Results We loaded macrophages from human monocyte cell line THP1 into central macrophage channel and detected less than 10% of them migrated into peripheral tumor channel seeded with hepatocellular carcinoma cell line HepG2. Among macrophages migrated to tumor channel, a few percent of them exhibited phagocytosis of cancer cells. We designated these macrophages elite population. We are determining gene regulatory network of elite macrophages compared with the other two populations, one stayed in macrophage channel and the other migrated to cancer channel but not phagocytosis. We anticipate to capture key transcriptional factors and signals to convey high phagocytosis capacity in macrophages.
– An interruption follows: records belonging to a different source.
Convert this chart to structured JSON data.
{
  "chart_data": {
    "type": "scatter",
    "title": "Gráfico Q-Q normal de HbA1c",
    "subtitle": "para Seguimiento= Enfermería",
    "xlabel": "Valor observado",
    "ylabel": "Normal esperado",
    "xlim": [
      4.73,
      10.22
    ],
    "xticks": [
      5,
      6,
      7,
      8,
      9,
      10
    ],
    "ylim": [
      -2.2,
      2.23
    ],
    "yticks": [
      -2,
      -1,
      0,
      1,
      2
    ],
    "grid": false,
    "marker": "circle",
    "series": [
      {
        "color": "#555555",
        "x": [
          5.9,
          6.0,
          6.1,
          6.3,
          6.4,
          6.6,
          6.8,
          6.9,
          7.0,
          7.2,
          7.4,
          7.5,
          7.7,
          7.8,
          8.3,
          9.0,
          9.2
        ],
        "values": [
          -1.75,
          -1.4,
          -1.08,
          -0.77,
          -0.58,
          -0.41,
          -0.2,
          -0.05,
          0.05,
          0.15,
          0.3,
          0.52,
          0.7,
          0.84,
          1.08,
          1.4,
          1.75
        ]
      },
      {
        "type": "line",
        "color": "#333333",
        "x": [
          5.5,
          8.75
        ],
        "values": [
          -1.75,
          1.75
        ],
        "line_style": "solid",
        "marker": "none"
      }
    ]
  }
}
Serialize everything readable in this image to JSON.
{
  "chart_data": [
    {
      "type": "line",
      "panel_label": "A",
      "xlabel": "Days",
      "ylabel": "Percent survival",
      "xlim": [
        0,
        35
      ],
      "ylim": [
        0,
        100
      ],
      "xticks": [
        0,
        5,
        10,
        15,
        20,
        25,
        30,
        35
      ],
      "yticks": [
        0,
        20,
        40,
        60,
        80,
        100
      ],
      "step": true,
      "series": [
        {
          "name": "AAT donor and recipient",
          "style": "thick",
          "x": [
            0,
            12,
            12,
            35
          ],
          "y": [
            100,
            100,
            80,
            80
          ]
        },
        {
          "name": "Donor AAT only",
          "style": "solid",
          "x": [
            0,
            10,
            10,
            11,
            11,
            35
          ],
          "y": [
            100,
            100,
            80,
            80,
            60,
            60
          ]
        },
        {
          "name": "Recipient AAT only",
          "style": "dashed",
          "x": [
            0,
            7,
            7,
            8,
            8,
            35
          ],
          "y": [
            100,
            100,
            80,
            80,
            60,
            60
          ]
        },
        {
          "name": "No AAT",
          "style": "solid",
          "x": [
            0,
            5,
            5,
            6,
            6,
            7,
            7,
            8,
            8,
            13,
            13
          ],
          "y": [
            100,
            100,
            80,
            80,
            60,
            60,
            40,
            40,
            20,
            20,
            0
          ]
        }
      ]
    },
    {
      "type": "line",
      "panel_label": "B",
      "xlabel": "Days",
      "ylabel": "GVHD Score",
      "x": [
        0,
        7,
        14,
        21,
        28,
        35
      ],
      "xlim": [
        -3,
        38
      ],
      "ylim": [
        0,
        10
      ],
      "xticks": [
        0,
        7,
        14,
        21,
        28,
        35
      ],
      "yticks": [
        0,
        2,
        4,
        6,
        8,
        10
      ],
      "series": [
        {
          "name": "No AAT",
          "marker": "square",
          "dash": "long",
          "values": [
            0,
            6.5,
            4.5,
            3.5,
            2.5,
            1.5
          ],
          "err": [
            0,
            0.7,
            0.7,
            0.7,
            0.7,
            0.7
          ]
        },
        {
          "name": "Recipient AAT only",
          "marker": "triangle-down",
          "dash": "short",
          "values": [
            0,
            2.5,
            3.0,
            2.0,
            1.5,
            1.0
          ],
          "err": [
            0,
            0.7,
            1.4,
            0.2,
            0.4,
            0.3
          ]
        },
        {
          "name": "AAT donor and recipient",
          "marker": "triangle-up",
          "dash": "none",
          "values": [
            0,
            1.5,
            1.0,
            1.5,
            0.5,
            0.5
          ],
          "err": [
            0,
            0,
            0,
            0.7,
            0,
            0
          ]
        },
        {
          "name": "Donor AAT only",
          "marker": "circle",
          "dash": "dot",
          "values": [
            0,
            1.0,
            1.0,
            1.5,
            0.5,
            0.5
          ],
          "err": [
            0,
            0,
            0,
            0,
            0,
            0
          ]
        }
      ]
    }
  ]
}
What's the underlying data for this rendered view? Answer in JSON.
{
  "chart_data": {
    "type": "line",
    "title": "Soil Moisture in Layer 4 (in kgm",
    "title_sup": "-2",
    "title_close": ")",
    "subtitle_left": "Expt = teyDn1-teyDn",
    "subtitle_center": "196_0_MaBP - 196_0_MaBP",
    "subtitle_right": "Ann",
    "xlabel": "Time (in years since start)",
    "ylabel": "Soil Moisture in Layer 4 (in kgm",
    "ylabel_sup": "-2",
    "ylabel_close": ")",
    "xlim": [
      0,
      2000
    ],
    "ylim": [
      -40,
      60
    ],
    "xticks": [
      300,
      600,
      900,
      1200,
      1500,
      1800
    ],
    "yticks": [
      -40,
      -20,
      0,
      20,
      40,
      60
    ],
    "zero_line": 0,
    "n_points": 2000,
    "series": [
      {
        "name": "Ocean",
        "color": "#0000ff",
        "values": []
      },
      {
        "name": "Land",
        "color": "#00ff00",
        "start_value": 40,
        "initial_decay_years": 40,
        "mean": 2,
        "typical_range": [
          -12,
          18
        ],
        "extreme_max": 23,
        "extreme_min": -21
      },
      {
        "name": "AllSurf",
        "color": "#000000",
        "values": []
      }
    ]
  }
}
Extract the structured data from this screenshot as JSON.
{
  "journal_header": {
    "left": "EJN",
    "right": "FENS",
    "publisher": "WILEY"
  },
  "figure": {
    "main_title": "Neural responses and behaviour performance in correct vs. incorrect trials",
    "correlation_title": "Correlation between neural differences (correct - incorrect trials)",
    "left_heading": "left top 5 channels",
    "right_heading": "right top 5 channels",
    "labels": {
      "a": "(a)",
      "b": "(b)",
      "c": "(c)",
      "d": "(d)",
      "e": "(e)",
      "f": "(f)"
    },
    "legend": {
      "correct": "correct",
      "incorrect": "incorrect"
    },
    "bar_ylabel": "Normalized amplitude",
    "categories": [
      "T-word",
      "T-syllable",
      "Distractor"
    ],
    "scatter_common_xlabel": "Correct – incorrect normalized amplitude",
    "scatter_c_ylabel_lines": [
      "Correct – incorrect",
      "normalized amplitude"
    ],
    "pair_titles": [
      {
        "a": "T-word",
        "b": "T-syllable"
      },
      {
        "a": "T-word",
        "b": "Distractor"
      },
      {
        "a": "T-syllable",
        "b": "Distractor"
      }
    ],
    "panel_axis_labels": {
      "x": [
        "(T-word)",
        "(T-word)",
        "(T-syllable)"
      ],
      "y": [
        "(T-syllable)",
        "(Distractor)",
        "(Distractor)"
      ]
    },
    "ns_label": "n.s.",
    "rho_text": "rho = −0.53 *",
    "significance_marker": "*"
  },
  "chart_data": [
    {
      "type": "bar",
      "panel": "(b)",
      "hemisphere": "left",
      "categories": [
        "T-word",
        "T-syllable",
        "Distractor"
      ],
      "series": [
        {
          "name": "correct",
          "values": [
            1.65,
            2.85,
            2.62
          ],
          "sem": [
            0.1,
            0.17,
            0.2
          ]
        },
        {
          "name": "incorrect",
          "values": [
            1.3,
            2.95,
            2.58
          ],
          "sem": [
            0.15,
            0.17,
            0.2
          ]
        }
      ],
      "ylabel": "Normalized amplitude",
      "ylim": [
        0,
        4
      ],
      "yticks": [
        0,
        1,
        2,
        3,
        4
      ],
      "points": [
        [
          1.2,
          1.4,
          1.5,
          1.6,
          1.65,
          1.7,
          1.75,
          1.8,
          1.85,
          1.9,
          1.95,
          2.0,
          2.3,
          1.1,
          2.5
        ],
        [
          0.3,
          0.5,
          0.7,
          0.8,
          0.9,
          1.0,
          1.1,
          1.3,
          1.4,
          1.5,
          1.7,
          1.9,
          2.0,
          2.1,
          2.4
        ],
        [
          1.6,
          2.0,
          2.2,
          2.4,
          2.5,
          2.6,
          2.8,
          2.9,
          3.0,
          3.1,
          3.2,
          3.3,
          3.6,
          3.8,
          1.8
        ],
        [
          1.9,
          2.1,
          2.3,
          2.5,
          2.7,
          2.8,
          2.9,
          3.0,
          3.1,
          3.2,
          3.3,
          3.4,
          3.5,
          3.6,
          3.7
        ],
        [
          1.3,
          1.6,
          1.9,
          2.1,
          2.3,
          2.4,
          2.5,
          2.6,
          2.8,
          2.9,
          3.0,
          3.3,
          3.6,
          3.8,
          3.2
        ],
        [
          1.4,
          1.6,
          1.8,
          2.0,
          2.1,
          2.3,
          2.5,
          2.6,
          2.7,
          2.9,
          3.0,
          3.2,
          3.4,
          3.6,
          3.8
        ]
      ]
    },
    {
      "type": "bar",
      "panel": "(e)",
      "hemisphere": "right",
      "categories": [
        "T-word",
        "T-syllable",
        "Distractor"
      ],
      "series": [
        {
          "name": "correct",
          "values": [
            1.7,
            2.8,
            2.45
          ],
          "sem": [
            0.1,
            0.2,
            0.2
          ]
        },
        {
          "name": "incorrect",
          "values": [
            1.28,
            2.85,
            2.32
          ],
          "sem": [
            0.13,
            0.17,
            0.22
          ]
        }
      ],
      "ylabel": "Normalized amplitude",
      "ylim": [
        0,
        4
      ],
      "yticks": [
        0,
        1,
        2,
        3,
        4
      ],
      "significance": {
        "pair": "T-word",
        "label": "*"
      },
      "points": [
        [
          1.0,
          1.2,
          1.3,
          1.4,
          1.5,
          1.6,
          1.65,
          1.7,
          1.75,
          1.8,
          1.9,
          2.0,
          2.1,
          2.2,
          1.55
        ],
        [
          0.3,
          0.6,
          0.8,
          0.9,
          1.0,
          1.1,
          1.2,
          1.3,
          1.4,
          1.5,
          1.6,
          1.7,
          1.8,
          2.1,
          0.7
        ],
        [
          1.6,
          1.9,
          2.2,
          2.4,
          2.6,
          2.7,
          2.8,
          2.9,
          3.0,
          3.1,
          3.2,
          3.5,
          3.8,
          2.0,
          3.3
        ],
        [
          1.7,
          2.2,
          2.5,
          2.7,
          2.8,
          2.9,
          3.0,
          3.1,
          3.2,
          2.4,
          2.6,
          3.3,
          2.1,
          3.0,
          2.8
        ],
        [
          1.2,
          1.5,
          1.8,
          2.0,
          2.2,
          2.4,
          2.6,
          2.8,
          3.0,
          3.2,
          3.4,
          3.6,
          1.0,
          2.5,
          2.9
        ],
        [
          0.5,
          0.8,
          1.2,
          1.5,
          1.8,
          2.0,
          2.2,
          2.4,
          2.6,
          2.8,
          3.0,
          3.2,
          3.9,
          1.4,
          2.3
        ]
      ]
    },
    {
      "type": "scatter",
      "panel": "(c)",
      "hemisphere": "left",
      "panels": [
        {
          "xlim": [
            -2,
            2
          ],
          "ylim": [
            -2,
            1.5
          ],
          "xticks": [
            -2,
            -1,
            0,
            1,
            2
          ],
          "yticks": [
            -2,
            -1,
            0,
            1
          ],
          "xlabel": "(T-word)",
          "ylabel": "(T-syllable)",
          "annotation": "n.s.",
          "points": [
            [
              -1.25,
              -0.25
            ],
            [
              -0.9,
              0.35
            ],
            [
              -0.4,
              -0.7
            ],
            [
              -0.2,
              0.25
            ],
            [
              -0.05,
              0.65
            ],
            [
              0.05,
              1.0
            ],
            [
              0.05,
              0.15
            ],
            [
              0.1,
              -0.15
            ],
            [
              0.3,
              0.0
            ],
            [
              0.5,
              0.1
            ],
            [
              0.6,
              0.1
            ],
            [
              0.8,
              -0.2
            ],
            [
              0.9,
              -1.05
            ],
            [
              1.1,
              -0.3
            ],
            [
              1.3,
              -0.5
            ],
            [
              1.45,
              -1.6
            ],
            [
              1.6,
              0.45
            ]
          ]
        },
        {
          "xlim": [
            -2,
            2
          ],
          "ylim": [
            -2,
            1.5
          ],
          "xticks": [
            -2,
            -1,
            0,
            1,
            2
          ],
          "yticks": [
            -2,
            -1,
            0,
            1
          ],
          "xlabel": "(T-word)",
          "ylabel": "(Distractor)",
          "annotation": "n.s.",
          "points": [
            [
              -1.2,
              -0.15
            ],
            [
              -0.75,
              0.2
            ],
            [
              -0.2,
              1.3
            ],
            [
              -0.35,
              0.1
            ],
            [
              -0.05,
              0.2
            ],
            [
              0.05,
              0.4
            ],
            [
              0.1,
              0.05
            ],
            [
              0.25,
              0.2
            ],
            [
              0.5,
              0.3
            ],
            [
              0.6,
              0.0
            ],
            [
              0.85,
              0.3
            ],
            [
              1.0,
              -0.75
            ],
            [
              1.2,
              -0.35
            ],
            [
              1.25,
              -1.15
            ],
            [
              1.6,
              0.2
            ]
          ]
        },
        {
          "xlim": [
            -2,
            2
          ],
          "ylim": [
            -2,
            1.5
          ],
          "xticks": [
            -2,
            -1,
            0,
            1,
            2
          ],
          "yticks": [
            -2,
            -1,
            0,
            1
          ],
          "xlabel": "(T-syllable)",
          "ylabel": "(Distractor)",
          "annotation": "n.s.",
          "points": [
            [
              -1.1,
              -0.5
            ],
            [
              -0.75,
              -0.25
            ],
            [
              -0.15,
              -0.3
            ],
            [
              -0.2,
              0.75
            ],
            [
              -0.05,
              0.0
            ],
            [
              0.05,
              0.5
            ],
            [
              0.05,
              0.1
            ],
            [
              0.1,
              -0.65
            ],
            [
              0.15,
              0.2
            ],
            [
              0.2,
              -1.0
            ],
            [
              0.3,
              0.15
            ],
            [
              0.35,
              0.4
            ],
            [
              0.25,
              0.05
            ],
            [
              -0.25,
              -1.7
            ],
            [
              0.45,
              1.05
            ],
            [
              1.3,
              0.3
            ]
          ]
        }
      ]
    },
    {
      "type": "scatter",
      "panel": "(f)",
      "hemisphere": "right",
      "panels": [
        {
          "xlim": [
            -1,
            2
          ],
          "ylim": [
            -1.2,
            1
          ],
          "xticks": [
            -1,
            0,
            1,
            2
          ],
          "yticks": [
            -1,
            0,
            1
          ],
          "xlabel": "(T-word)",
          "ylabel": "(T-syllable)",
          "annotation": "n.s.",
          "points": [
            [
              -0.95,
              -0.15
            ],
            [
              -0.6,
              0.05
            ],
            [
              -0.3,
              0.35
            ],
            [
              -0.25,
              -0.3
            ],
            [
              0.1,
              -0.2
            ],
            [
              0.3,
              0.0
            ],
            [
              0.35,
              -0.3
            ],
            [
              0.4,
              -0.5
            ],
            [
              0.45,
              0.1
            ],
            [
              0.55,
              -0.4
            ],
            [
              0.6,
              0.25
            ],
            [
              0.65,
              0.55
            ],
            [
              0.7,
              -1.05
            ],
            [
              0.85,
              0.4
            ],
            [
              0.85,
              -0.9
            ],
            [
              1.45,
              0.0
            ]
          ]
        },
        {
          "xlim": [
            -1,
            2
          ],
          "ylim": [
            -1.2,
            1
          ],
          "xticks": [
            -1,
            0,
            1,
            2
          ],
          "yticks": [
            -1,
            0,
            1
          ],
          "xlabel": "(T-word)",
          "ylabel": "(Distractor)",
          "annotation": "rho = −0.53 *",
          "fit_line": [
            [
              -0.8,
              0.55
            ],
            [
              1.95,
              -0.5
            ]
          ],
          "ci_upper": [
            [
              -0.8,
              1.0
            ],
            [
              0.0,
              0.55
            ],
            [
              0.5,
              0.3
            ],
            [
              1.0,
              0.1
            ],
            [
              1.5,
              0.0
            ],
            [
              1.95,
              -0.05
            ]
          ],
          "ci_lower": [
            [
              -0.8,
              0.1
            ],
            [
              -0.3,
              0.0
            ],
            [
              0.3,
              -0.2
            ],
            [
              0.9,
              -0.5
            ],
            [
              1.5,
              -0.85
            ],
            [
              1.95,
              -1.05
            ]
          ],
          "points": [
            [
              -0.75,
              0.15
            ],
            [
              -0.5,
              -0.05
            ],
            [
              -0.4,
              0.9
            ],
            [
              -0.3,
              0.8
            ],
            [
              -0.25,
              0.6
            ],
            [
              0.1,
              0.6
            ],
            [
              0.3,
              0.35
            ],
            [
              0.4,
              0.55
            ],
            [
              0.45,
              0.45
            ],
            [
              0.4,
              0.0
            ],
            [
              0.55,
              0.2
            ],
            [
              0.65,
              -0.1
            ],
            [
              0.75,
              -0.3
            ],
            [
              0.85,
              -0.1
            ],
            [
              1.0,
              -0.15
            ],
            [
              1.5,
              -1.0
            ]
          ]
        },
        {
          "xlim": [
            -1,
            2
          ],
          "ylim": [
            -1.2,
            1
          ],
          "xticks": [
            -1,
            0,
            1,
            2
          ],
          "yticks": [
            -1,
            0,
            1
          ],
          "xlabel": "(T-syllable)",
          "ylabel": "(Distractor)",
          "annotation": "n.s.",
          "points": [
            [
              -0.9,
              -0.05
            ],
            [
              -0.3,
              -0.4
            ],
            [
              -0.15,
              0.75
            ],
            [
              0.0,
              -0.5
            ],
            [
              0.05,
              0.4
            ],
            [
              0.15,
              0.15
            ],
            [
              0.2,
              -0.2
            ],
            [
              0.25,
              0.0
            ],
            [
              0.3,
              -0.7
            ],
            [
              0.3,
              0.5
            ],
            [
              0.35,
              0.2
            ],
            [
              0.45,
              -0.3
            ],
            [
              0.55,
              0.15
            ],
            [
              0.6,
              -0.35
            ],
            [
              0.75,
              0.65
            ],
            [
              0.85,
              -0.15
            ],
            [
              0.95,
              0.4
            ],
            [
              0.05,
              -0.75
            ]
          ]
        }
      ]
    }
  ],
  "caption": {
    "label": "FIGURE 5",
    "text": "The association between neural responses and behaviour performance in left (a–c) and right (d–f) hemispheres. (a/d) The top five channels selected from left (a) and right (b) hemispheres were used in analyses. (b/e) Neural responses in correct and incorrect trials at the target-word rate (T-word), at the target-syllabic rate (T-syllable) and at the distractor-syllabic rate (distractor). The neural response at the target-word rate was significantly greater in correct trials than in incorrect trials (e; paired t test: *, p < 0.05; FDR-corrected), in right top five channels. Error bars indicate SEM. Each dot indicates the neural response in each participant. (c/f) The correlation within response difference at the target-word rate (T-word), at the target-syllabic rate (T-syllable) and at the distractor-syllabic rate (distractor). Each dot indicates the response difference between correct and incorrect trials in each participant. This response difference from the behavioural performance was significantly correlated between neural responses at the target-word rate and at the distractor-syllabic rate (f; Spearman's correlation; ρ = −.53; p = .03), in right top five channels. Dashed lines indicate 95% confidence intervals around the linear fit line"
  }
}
We will further verify these factors in tumor-on-a-chip vs. 2D.

Conclusions In total, these results will deepen our understanding of tumor killing macrophages and facilitate the study of tumor-on-a-chip and drug target screening.

References

  1. Park MD, et al. Macrophages in health and disease. Cell 2022;185(23):4259–4279.

  2. Mantovani A, et al. Macrophages as tools and targets in cancer therapy. Nat Rev Drug Discov, 2022;21(11):799–820.

  3. Ingber DE, Human organs-on-chips for disease modelling, drug development and personalized medicine. Nat Rev Genet, 2022;23(8):467–491.